45. O autor havia mudado o seu escritório para o 1.º andar das instalações da empresa, sendo que, a partir de finais de 2018, numa altura em que o réu passou a desempenhar funções comerciais que o levavam a trabalhar diariamente fora da empresa, angariando clientes, passou a esta mais presente na produção e a executar alguns trabalhos.

46. O réu vinha propondo ao autor, desde setembro de 2018, um plano de redução de custos, por virtude da existência de atrasos nos pagamentos a fornecedores, baseado no facto de o autor dispor de três carros, cujos pagamentos mensais no montante de € 1.500,00 são suportados pela empresa, tendo sido dois deles entregues e usados pelas suas duas filhas, pagamento de coima por condução sob o efeito do álcool no valor de € 500,00, retirada de € 1.265,94 em 6 de fevereiro de 2015, pagamentos de portagens, revisões de veículos e outras de natureza pessoal, além de uma redução do respetivo salário dos gerentes.

47. O autor recusou estas propostas, defendendo que a empresa tinha antes necessidade de contratar um vendedor.

48. O autor escreveu em mensagem que enviou ao requerido em 19 de março de 2019, reportando-se à empresa “…que se lixe! É para o buraco é para o buraco. Mas atenção não vou sozinho!”.

49. O réu tem as suas remunerações em atraso desde julho do 2019, a sua mulher encontra-se desempregada e tem um filho menor a seu cargo, motivos pelos quais criou um outro negócio para assegurar o sustento familiar.

50. Essas questões e propostas foram igualmente tratadas numa reunião de sócios mantida com a contabilista certificada da empresa, em finais de março de 2019, e por mensagens que o réu enviou ao autor em 28 de março, onde propunha o seu regresso à gerência da empresa, a tempo parcial, após a criação da nova empresa.

51. Constatando que o autor não acedia às suas propostas de redução de custos, o réu apresentou uma proposta de venda da sua posição societária em 27 de setembro de 2019, ao que o requerente sempre respondeu negativamente.

52. Até finais de março de 2019, na quase totalidade das situações, era o réu quem transferia os salários, pagava as rendas das instalações, efetuava pagamentos devidos ao Estado, contabilista, além de muitos outros.

53. Quando o réu se encontrava em gozo de férias, foi alertado pelo funcionário, R(…), que havia chegado uma carta de um escritório de advogados à empresa, a qual operava a resolução do contrato de manutenção estabelecido com a K (…), ao mesmo tempo que advertia para o acionamento da dívida em Tribunal, cujo montante ascendia a € 6.385,83.
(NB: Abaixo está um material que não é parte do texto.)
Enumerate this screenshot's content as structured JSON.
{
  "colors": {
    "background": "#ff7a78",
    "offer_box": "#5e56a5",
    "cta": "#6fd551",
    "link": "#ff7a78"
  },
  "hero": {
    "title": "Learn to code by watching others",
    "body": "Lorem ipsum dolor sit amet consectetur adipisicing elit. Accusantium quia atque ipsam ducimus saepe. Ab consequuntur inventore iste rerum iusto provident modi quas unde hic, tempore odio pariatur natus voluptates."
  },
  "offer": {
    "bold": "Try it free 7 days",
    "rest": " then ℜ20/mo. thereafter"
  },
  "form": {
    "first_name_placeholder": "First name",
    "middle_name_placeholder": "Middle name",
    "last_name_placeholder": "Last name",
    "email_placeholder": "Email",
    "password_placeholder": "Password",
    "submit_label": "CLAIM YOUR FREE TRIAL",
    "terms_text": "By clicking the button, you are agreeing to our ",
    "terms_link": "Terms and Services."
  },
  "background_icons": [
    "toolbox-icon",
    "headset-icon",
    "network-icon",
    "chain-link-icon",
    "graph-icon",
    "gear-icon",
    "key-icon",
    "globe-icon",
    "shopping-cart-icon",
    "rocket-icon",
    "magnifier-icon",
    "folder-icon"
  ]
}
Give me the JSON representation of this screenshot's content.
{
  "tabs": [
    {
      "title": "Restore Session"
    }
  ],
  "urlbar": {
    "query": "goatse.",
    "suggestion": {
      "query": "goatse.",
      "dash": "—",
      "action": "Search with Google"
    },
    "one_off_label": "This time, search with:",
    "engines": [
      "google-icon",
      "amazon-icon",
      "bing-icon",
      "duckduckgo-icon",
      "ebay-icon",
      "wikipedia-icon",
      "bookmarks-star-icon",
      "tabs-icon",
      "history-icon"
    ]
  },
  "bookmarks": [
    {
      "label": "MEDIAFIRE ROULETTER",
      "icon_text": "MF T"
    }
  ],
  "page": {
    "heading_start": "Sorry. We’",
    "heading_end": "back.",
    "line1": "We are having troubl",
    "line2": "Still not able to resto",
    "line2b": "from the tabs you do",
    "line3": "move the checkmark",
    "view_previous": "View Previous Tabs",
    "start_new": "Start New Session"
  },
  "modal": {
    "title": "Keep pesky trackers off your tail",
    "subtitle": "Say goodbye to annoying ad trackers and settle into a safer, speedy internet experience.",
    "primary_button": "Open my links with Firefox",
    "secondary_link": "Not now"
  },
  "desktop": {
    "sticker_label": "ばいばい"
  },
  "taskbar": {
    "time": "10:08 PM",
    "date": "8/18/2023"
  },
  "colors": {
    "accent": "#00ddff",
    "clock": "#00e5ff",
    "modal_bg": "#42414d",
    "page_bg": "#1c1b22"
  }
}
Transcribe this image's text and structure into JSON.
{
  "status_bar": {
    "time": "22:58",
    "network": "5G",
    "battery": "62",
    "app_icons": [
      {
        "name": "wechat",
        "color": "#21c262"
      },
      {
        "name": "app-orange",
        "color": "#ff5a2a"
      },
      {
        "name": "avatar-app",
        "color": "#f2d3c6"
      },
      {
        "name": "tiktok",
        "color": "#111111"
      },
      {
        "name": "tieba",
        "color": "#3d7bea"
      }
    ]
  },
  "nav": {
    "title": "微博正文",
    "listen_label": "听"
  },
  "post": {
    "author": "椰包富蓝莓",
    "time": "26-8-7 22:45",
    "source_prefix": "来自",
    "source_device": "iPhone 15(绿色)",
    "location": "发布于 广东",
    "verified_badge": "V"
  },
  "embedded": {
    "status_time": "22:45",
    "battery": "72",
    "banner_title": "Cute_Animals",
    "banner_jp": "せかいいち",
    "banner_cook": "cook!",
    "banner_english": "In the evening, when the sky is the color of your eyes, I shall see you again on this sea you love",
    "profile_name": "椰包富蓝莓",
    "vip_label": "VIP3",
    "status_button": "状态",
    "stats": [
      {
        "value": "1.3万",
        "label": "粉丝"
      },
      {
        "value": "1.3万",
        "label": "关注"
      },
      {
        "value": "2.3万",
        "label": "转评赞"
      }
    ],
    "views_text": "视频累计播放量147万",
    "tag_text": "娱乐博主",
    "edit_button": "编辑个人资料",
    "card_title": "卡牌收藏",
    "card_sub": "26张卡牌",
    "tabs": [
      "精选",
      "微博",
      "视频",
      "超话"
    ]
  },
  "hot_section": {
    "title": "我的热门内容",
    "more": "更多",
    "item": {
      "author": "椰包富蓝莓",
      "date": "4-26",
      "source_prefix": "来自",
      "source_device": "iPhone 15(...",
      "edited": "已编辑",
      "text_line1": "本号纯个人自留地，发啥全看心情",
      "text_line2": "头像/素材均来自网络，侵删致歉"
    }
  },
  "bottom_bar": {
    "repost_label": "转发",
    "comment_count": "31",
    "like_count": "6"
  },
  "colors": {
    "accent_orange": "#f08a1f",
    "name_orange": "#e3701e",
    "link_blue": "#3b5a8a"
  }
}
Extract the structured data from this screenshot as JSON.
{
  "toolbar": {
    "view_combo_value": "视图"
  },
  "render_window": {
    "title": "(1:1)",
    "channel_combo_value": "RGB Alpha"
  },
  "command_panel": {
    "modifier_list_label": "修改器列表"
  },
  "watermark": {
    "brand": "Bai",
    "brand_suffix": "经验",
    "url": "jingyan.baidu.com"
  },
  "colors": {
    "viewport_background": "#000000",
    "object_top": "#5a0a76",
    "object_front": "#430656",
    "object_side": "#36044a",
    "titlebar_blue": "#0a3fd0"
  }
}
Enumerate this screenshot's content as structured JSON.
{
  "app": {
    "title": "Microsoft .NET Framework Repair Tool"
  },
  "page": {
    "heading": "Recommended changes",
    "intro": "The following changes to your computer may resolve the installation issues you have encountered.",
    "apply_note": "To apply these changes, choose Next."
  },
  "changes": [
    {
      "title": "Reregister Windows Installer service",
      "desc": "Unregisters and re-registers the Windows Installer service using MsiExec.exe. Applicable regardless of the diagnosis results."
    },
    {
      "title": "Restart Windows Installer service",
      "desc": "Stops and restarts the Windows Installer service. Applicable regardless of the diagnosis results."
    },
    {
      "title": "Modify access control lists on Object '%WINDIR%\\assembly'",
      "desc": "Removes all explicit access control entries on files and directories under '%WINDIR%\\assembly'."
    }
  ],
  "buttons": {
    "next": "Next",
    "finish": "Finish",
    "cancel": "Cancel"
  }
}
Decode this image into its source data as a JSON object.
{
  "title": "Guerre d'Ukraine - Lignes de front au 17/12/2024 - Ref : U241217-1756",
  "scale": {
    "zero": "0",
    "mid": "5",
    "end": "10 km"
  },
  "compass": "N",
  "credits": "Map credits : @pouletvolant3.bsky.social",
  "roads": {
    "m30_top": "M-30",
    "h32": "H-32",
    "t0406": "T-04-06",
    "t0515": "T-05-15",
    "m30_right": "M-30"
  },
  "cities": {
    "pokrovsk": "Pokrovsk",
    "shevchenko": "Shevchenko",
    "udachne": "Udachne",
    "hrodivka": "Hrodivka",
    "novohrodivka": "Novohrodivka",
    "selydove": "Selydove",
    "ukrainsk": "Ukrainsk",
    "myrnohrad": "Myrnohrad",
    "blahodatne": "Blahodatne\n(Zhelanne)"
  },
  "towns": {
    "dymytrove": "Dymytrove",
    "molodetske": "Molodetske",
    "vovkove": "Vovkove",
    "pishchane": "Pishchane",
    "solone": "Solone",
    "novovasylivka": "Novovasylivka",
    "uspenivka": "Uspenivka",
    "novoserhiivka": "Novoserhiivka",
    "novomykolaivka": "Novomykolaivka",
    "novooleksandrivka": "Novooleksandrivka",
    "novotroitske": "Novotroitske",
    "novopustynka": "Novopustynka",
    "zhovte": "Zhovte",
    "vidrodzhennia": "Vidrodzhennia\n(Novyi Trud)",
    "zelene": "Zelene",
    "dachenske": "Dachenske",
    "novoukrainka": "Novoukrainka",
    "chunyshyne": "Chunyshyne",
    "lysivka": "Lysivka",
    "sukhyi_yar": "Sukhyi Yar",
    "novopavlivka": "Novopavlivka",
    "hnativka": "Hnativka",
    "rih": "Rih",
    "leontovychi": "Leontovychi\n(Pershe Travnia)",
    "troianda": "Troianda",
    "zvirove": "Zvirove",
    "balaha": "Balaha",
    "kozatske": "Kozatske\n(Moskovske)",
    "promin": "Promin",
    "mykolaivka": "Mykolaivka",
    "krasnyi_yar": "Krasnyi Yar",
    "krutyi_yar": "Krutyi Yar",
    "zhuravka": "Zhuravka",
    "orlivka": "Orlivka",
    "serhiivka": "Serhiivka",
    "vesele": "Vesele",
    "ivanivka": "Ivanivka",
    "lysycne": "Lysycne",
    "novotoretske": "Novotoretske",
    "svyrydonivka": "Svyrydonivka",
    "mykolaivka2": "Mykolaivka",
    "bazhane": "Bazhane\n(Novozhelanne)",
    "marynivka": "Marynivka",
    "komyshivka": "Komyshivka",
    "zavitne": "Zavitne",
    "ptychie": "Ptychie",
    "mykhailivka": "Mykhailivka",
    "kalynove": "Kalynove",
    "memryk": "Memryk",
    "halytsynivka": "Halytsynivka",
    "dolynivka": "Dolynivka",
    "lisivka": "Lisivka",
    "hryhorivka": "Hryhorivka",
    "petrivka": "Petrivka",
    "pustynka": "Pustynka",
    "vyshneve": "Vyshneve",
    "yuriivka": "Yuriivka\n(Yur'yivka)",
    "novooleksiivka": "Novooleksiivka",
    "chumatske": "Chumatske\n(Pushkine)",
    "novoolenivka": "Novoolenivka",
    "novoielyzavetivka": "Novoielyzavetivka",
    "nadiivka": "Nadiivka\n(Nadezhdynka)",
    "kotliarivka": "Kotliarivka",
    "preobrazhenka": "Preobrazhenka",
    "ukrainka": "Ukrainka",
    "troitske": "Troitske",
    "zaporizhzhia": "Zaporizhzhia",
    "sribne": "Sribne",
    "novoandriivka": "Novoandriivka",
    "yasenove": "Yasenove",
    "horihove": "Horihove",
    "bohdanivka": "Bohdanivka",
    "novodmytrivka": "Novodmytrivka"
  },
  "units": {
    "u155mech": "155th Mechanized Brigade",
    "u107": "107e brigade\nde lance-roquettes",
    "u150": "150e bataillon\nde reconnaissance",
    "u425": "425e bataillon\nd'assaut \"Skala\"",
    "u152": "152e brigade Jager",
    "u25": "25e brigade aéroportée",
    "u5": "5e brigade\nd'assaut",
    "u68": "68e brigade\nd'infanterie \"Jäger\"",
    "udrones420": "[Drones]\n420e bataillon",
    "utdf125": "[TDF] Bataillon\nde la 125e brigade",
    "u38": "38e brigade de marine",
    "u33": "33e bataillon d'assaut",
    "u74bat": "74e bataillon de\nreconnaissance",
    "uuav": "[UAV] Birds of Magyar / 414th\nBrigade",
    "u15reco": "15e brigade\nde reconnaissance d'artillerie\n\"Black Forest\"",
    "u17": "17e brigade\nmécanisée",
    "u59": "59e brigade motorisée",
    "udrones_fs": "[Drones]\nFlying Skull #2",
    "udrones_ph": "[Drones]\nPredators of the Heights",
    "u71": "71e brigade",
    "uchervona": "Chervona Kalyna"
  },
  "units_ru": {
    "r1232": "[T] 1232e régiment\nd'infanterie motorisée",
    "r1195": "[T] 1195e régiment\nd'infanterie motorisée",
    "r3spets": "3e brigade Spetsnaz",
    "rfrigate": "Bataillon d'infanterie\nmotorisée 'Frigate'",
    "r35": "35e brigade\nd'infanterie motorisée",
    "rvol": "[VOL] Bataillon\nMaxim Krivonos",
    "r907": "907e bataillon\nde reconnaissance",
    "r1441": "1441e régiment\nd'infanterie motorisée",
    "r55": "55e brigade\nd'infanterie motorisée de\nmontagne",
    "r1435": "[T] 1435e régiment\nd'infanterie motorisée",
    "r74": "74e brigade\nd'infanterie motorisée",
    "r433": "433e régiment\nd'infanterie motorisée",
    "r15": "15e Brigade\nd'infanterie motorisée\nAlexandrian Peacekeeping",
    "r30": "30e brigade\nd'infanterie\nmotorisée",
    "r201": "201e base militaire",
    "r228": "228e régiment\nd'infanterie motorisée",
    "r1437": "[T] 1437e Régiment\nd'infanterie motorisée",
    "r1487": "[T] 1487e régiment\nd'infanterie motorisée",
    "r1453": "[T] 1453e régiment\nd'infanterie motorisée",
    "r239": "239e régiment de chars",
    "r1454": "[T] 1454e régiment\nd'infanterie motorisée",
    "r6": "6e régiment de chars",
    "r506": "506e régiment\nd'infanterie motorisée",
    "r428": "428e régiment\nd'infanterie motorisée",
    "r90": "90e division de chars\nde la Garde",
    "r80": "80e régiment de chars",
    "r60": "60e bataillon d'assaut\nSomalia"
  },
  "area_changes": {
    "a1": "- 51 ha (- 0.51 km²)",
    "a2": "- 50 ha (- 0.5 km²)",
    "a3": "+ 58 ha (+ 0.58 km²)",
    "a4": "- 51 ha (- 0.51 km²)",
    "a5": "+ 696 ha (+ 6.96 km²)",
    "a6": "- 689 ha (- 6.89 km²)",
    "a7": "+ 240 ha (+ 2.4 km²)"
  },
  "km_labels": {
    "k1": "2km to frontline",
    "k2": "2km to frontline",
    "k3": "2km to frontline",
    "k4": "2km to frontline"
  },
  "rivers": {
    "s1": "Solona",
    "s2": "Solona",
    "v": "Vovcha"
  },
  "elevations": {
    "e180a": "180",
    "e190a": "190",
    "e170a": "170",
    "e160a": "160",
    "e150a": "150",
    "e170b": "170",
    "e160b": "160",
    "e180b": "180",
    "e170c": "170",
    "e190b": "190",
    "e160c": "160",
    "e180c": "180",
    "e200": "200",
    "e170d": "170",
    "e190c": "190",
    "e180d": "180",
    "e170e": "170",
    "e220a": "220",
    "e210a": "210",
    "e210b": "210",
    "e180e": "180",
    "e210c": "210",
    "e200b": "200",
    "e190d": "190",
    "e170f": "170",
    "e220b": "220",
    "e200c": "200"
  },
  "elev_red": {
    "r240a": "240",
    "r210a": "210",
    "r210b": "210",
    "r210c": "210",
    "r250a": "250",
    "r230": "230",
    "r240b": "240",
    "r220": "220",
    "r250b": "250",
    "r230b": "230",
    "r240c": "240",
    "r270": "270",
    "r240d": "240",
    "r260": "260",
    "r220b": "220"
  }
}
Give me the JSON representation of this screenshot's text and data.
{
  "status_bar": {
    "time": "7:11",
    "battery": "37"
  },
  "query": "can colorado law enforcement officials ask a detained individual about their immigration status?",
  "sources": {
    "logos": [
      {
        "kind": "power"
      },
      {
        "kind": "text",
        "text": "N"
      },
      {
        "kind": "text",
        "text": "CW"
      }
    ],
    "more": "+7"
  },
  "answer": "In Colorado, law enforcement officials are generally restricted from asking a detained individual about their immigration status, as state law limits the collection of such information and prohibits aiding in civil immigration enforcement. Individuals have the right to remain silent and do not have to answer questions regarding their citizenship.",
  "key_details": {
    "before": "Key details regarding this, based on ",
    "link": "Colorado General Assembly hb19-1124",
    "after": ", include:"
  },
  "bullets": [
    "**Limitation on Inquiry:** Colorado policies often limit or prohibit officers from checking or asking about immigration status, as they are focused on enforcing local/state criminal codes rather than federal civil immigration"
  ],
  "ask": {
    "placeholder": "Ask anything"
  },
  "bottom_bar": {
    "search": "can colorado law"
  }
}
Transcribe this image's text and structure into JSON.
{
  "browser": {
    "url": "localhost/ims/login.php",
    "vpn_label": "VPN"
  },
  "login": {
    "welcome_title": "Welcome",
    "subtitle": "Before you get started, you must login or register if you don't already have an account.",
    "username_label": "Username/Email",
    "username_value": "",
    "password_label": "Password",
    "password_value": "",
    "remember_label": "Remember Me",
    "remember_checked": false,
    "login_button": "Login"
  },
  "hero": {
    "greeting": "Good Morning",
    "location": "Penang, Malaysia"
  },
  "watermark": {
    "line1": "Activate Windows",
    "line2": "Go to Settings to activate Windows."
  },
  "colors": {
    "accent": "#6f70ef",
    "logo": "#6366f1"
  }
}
54. O réu interrompeu as suas férias para negociar e estabelecer um acordo de pagamento prestacional com a K (…), o que logrou concretizar em 5 de setembro de 2019, tendo conseguido fixar a dívida no valor de € 2.903,04.

55. Veio, entretanto, a apurar que as faturas daquele fornecedor não tinham sido verificadas.

56. O réu capitalizou a empresa em 3 e 5 de setembro de 2018, pelo valor de € 7.152,66, e avalizou operações bancárias conjuntamente com a sua mulher no montante de € 200.000,00.

57. O réu endereçou um e-mail à Dr.ª (…) da C (…), em 17 de outubro de 2019, expondo as suas razões para não assinar os documentos do empréstimo, uma vez que entendia que a empresa não tinha condições para cumprir com o serviço de dívida, referindo que tinha solicitado ao seu sócio uma redução das despesas na empresa, mas que este não as tinha aceite.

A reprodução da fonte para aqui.